The editorial reiterates the important point made by PAS opponents in Maryland:

“Those facing their final months are in a vulnerable place, a time when an individual is susceptible to pressures both subtle and overt, susceptible to self-imposed guilt over burdening family and worries about spending hard-earned savings on care. Such patients also are susceptible to depression and its dark influences on decision-making.”

In fact, the feeling of being a burden to loved ones is a serious concern surrounding opponents of physician-assisted suicide. It’s particularly concerning because of the lack of protections in the proposed legislation against coercion of our most vulnerable populations such as the disabled and the elderly. The editorial makes this important point in their case against the proposition:

“We worry that the top reasons physicians give for a patient ending a life are easily influenced by those around them and by the care they receive in their final days.”

Right now, polls show a majority of Colorado voters are supporting the measure. But it’s clear that there are still many voters who haven’t heard the full case against the dangers associated with physician-assisted suicide. The editorial also points out that there is no language that would require Colorado to report or track PAS like there is in Oregon.
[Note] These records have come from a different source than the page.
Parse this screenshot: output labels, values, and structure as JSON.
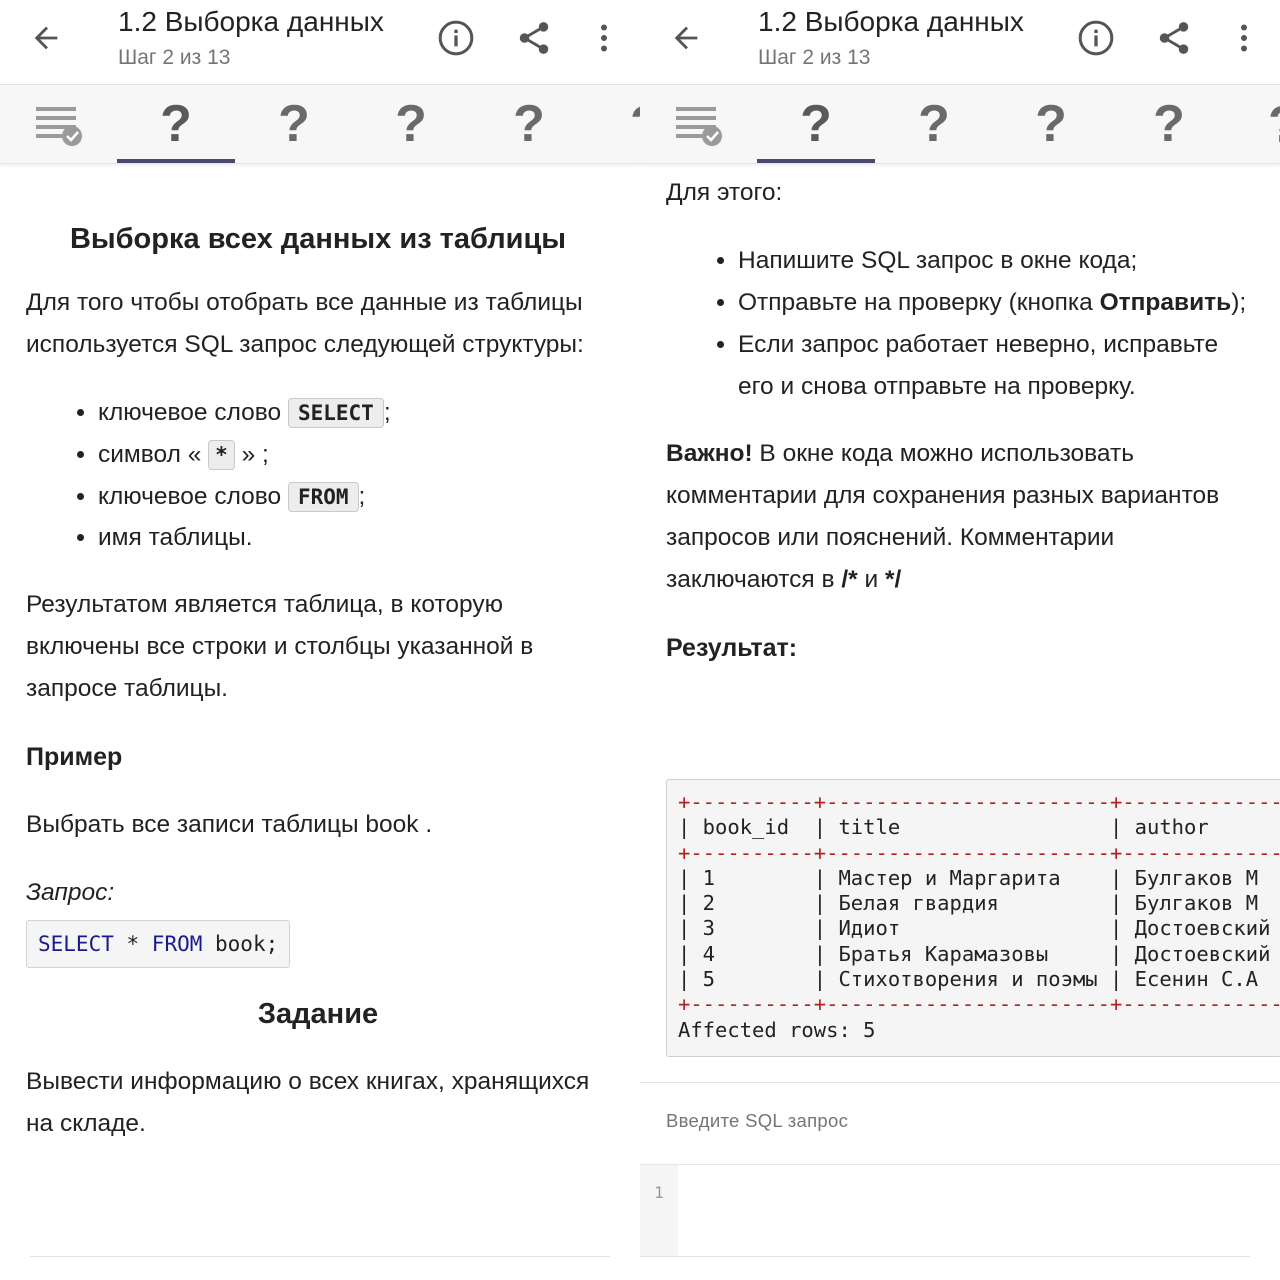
{
  "app": {
    "title": "1.2 Выборка данных",
    "subtitle": "Шаг 2 из 13",
    "accent": "#4a4a6e",
    "icons": [
      "arrow-back-icon",
      "info-icon",
      "share-icon",
      "more-vert-icon",
      "checklist-icon"
    ]
  },
  "steps": {
    "unknown_symbol": "?",
    "active_index": 1
  },
  "left": {
    "heading": "Выборка всех данных из таблицы",
    "intro": "Для того чтобы отобрать все данные из таблицы используется SQL запрос следующей структуры:",
    "list": {
      "kw_prefix": "ключевое слово",
      "select_code": "SELECT",
      "semi": ";",
      "symbol_prefix": "символ «",
      "star_code": "*",
      "symbol_suffix": "» ;",
      "from_code": "FROM",
      "table_name": "имя таблицы."
    },
    "result_text": "Результатом является таблица, в которую включены все строки и столбцы указанной в запросе таблицы.",
    "example_heading": "Пример",
    "example_text": "Выбрать все записи таблицы book .",
    "query_label": "Запрос:",
    "code": {
      "select": "SELECT",
      "star": " * ",
      "from": "FROM",
      "rest": " book;"
    },
    "task_heading": "Задание",
    "task_text": "Вывести информацию о всех книгах, хранящихся на складе."
  },
  "right": {
    "for_this": "Для этого:",
    "bullet1": "Напишите SQL запрос в окне кода;",
    "bullet2_before": "Отправьте на проверку (кнопка ",
    "bullet2_bold": "Отправить",
    "bullet2_after": ");",
    "bullet3": "Если запрос работает неверно, исправьте его и снова отправьте на проверку.",
    "important_bold": "Важно!",
    "important_text": " В окне кода можно использовать комментарии для сохранения разных вариантов запросов или пояснений. Комментарии заключаются в ",
    "comment_open": "/*",
    "and_word": " и ",
    "comment_close": "*/",
    "result_heading": "Результат:",
    "result_table": {
      "border": "+----------+-----------------------+-------------",
      "header": "| book_id  | title                 | author",
      "rows": [
        "| 1        | Мастер и Маргарита    | Булгаков М",
        "| 2        | Белая гвардия         | Булгаков М",
        "| 3        | Идиот                 | Достоевский",
        "| 4        | Братья Карамазовы     | Достоевский",
        "| 5        | Стихотворения и поэмы | Есенин С.А"
      ],
      "affected": "Affected rows: 5"
    },
    "sql_label": "Введите SQL запрос",
    "line_number": "1"
  }
}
This means there would be no data about the practice after it’s legalized.

The editorial concludes with an important point:

“In the end, despite our desire to support an individual’s right to make this decision, we cannot support a law that would so easily open an irreversible door.”

This proposition is particularly dangerous because it’s irreversible. It’s why nearly all disability advocates are against legalizing this practice; the risks are just too great. When we’re talking about physician-assisted suicide, even one mistake is too many.